The #1 ingredient to successful game marketing

Carrion came out a few days ago. 

It’s currently sitting at more than 3,400 reviews with a $20 price point.

How did it sell so well?

How did Neon Abyss get more than 1,900 reviews in two weeks?

Why is 5D Chess With Multiverse Time Travel currently blowing up? (relative to its scale)

What’s the common factor in all these success stories?

Incredible game design? Great artstyle? Replayability?
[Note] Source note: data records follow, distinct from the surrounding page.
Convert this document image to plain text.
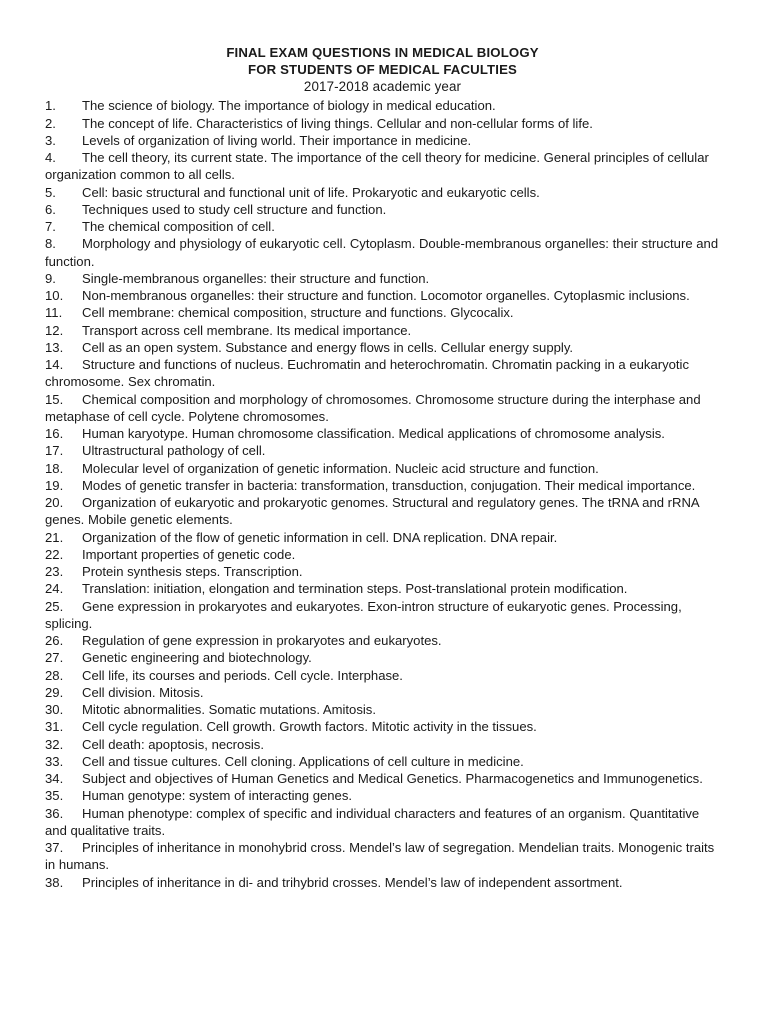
FINAL EXAM QUESTIONS IN MEDICAL BIOLOGY
FOR STUDENTS OF MEDICAL FACULTIES
2017-2018 academic year
1. The science of biology. The importance of biology in medical education.
2. The concept of life. Characteristics of living things. Cellular and non-cellular forms of life.
3. Levels of organization of living world. Their importance in medicine.
4. The cell theory, its current state. The importance of the cell theory for medicine. General principles of cellular organization common to all cells.
5. Cell: basic structural and functional unit of life. Prokaryotic and eukaryotic cells.
6. Techniques used to study cell structure and function.
7. The chemical composition of cell.
8. Morphology and physiology of eukaryotic cell. Cytoplasm. Double-membranous organelles: their structure and function.
9. Single-membranous organelles: their structure and function.
10. Non-membranous organelles: their structure and function. Locomotor organelles. Cytoplasmic inclusions.
11. Cell membrane: chemical composition, structure and functions. Glycocalix.
12. Transport across cell membrane. Its medical importance.
13. Cell as an open system. Substance and energy flows in cells. Cellular energy supply.
14. Structure and functions of nucleus. Euchromatin and heterochromatin. Chromatin packing in a eukaryotic chromosome. Sex chromatin.
15. Chemical composition and morphology of chromosomes. Chromosome structure during the interphase and metaphase of cell cycle. Polytene chromosomes.
16. Human karyotype. Human chromosome classification. Medical applications of chromosome analysis.
17. Ultrastructural pathology of cell.
18. Molecular level of organization of genetic information. Nucleic acid structure and function.
19. Modes of genetic transfer in bacteria: transformation, transduction, conjugation. Their medical importance.
20. Organization of eukaryotic and prokaryotic genomes. Structural and regulatory genes. The tRNA and rRNA genes. Mobile genetic elements.
21. Organization of the flow of genetic information in cell. DNA replication. DNA repair.
22. Important properties of genetic code.
23. Protein synthesis steps. Transcription.
24. Translation: initiation, elongation and termination steps. Post-translational protein modification.
25. Gene expression in prokaryotes and eukaryotes. Exon-intron structure of eukaryotic genes. Processing, splicing.
26. Regulation of gene expression in prokaryotes and eukaryotes.
27. Genetic engineering and biotechnology.
28. Cell life, its courses and periods. Cell cycle. Interphase.
29. Cell division. Mitosis.
30. Mitotic abnormalities. Somatic mutations. Amitosis.
31. Cell cycle regulation. Cell growth. Growth factors. Mitotic activity in the tissues.
32. Cell death: apoptosis, necrosis.
33. Cell and tissue cultures. Cell cloning. Applications of cell culture in medicine.
34. Subject and objectives of Human Genetics and Medical Genetics. Pharmacogenetics and Immunogenetics.
35. Human genotype: system of interacting genes.
36. Human phenotype: complex of specific and individual characters and features of an organism. Quantitative and qualitative traits.
37. Principles of inheritance in monohybrid cross. Mendel’s law of segregation. Mendelian traits. Monogenic traits in humans.
38. Principles of inheritance in di- and trihybrid crosses. Mendel’s law of independent assortment.
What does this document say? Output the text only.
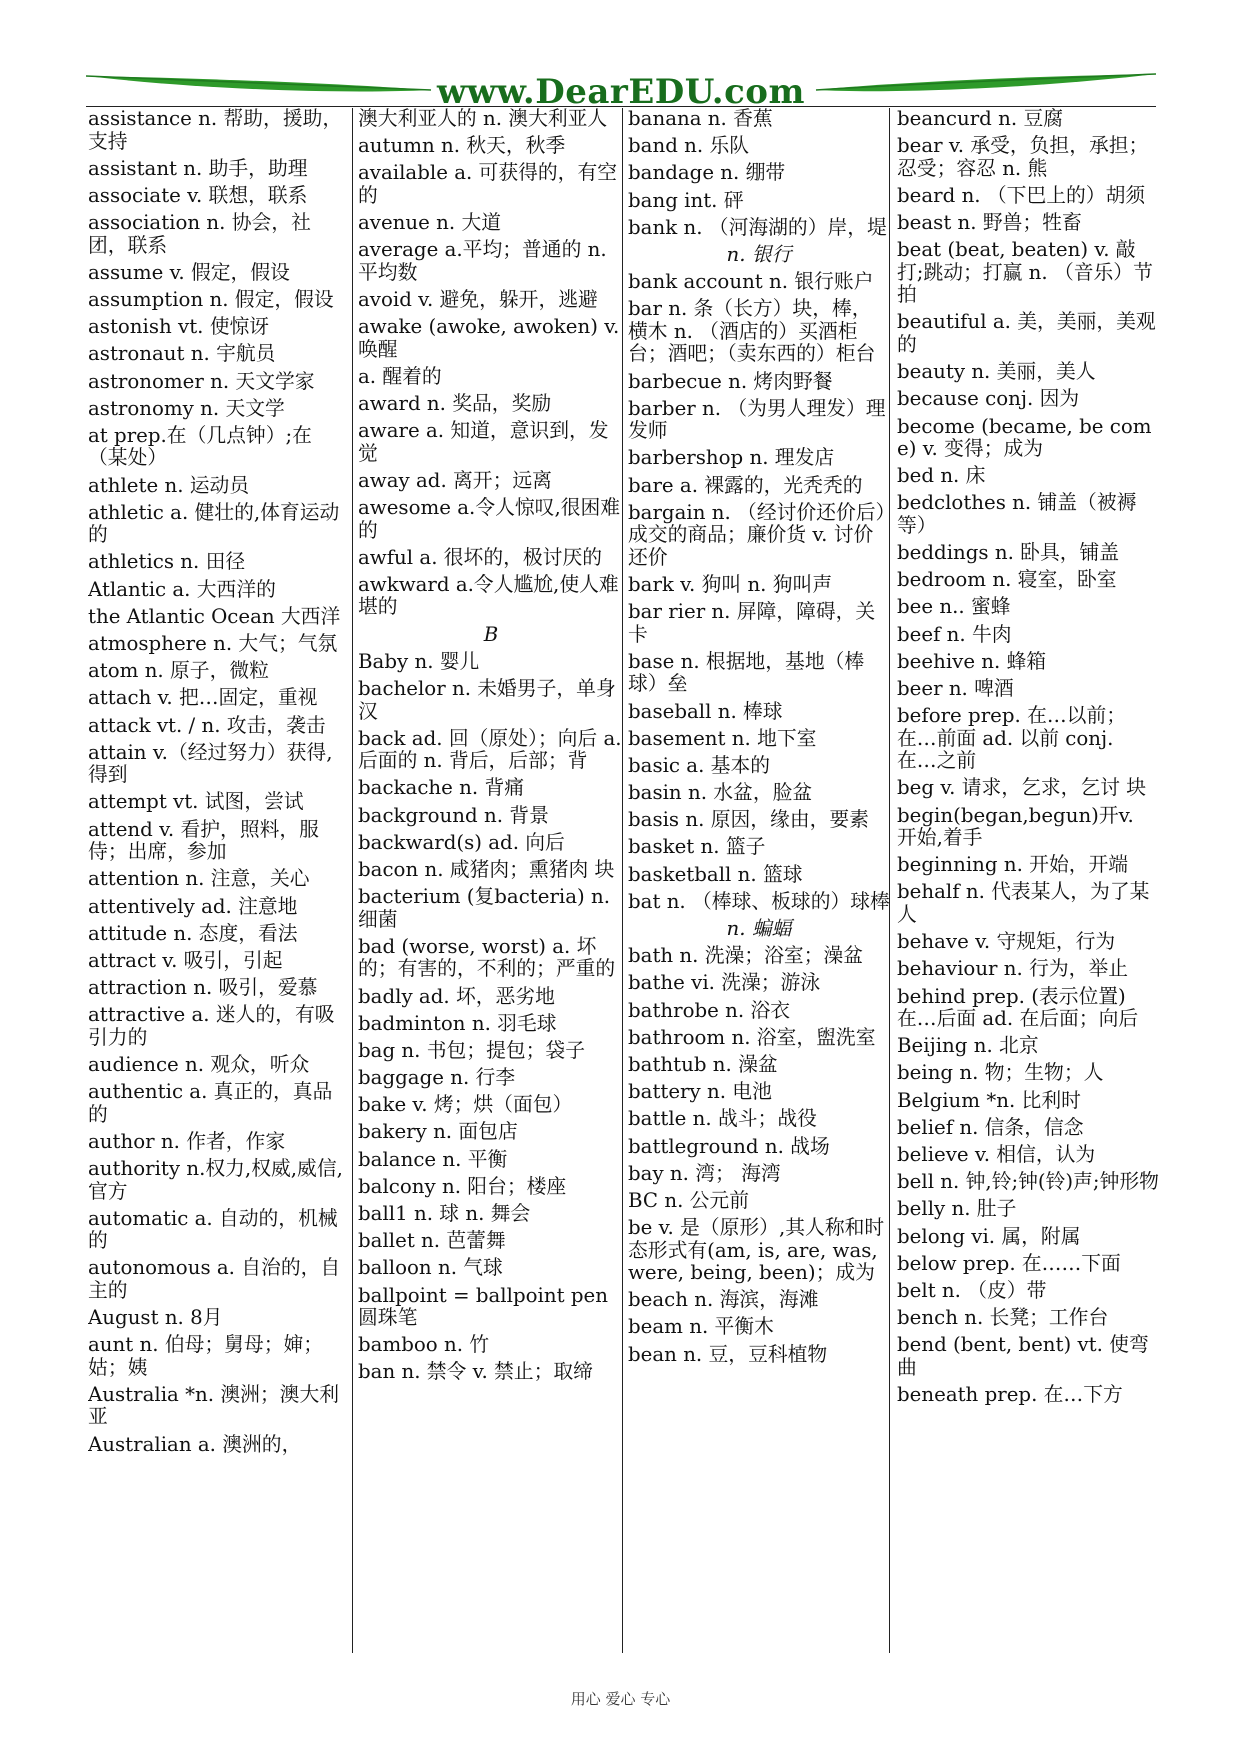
www.DearEDU.com
assistance n. 帮助，援助，支持
assistant n. 助手，助理
associate v. 联想，联系
association n. 协会，社团，联系
assume v. 假定，假设
assumption n. 假定，假设
astonish vt. 使惊讶
astronaut n. 宇航员
astronomer n. 天文学家
astronomy n. 天文学
at prep.在（几点钟）;在（某处）
athlete n. 运动员
athletic a. 健壮的,体育运动的
athletics n. 田径
Atlantic a. 大西洋的
the Atlantic Ocean 大西洋
atmosphere n. 大气；气氛
atom n. 原子，微粒
attach v. 把…固定，重视
attack vt. / n. 攻击，袭击
attain v.（经过努力）获得,得到
attempt vt. 试图，尝试
attend v. 看护，照料，服侍；出席，参加
attention n. 注意，关心
attentively ad. 注意地
attitude n. 态度，看法
attract v. 吸引，引起
attraction n. 吸引，爱慕
attractive a. 迷人的，有吸引力的
audience n. 观众，听众
authentic a. 真正的，真品的
author n. 作者，作家
authority n.权力,权威,威信,官方
automatic a. 自动的，机械的
autonomous a. 自治的，自主的
August n. 8月
aunt n. 伯母；舅母；婶；姑；姨
Australia *n. 澳洲；澳大利亚
Australian a. 澳洲的，
澳大利亚人的 n. 澳大利亚人
autumn n. 秋天，秋季
available a. 可获得的，有空的
avenue n. 大道
average a.平均；普通的 n.平均数
avoid v. 避免，躲开，逃避
awake (awoke, awoken) v. 唤醒
a. 醒着的
award n. 奖品，奖励
aware a. 知道，意识到，发觉
away ad. 离开；远离
awesome a.令人惊叹,很困难的
awful a. 很坏的，极讨厌的
awkward a.令人尴尬,使人难堪的
B
Baby n. 婴儿
bachelor n. 未婚男子，单身汉
back ad. 回（原处）；向后 a. 后面的 n. 背后，后部；背
backache n. 背痛
background n. 背景
backward(s) ad. 向后
bacon n. 咸猪肉；熏猪肉 块
bacterium (复bacteria) n. 细菌
bad (worse, worst) a. 坏的；有害的，不利的；严重的
badly ad. 坏，恶劣地
badminton n. 羽毛球
bag n. 书包；提包；袋子
baggage n. 行李
bake v. 烤；烘（面包）
bakery n. 面包店
balance n. 平衡
balcony n. 阳台；楼座
ball1 n. 球 n. 舞会
ballet n. 芭蕾舞
balloon n. 气球
ballpoint = ballpoint pen 圆珠笔
bamboo n. 竹
ban n. 禁令 v. 禁止；取缔
banana n. 香蕉
band n. 乐队
bandage n. 绷带
bang int. 砰
bank n. （河海湖的）岸，堤
n. 银行
bank account n. 银行账户
bar n. 条（长方）块，棒，横木 n. （酒店的）买酒柜台；酒吧；（卖东西的）柜台
barbecue n. 烤肉野餐
barber n. （为男人理发）理发师
barbershop n. 理发店
bare a. 裸露的，光秃秃的
bargain n. （经讨价还价后）成交的商品；廉价货 v. 讨价还价
bark v. 狗叫 n. 狗叫声
bar rier n. 屏障，障碍，关卡
base n. 根据地，基地（棒球）垒
baseball n. 棒球
basement n. 地下室
basic a. 基本的
basin n. 水盆，脸盆
basis n. 原因，缘由，要素
basket n. 篮子
basketball n. 篮球
bat n. （棒球、板球的）球棒
n. 蝙蝠
bath n. 洗澡；浴室；澡盆
bathe vi. 洗澡；游泳
bathrobe n. 浴衣
bathroom n. 浴室，盥洗室
bathtub n. 澡盆
battery n. 电池
battle n. 战斗；战役
battleground n. 战场
bay n. 湾； 海湾
BC n. 公元前
be v. 是（原形）,其人称和时态形式有(am, is, are, was, were, being, been)；成为
beach n. 海滨，海滩
beam n. 平衡木
bean n. 豆，豆科植物
beancurd n. 豆腐
bear v. 承受，负担，承担；忍受；容忍 n. 熊
beard n. （下巴上的）胡须
beast n. 野兽；牲畜
beat (beat, beaten) v. 敲打;跳动；打赢 n. （音乐）节拍
beautiful a. 美，美丽，美观的
beauty n. 美丽，美人
because conj. 因为
become (became, be come) v. 变得；成为
bed n. 床
bedclothes n. 铺盖（被褥等）
beddings n. 卧具，铺盖
bedroom n. 寝室，卧室
bee n.. 蜜蜂
beef n. 牛肉
beehive n. 蜂箱
beer n. 啤酒
before prep. 在…以前；在…前面 ad. 以前 conj. 在…之前
beg v. 请求，乞求，乞讨 块
begin(began,begun)开v. 开始,着手
beginning n. 开始，开端
behalf n. 代表某人，为了某人
behave v. 守规矩，行为
behaviour n. 行为，举止
behind prep. (表示位置) 在…后面 ad. 在后面；向后
Beijing n. 北京
being n. 物；生物；人
Belgium *n. 比利时
belief n. 信条，信念
believe v. 相信，认为
bell n. 钟,铃;钟(铃)声;钟形物
belly n. 肚子
belong vi. 属，附属
below prep. 在……下面
belt n. （皮）带
bench n. 长凳；工作台
bend (bent, bent) vt. 使弯曲
beneath prep. 在…下方
用心 爱心 专心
Juicy game feel?

I don’t think so.

From what I’ve seen, the thing that matters most is…

their ability to generate hype.

Buying a game is an emotional decision that gets justified by logical facts.

When everyone is playing the same new thing, you want to get in on the fun.

It happened to me with MORDHAU last year, a multiplayer medieval slasher.

I got caught in the hype, bought the game and played it for a couple days before shelving it forever.

Look at this graph representing the number of players over time. 

This is what a game that has managed to generate enough hype looks like: 60,000 peak concurrent players that got down to an average of ~7000 players after launch.

Compare that with the graphs of Rising Hell or I Dracula Genesis

The initial spike doesn’t go very high compared to the long tail, which means they didn’t have a lot of hype at launch.

Now, how can we get a hold of the mighty power to generate hype as solo devs?

I see 4 options:

  1. Work with a publisher that has legitimacy and an existing large audience
  2. Build our own audience through social media
  3. Become famous and release a buggy prequel to our previous successful games
  4. Make an appealing game and leave the rest to luck and timing (basically the strategy used by 5D Chess)

All four options can work, but the most realistic and reliable one for us is probably #2: building our own audience.

We could do it through a mix of reddit, Twitter and imgur like The First Tree and DARQ did.

Or we could build our audience through YouTube like Equilinox (ThinMatrix), The Dreadful Whispers (Blackthornprod) or Karlson (Dani)…

…which, by the way, is one of the most wishlisted upcoming games on the platform. Why? 

Cause it’s generating a lot of hype.

Some things have become increasingly clear to me:

  • If you have an audience, you could make an OK game and it will still sell pretty well.
  • If you don’t have an audience and you make an OK game, you’ll sell peanuts.
  • The less of an audience you have, the more dependent on other people, publishers and platforms you are. (because you want to get in front of their audience)

Anyway…

Whether you choose to build an audience, work with a publisher or rely on infuencers, platforms and luck… 

…your ability to get your game in front of enough people on launch day and to get those people hyped for it will likely be the difference between a profitable game and a failed project.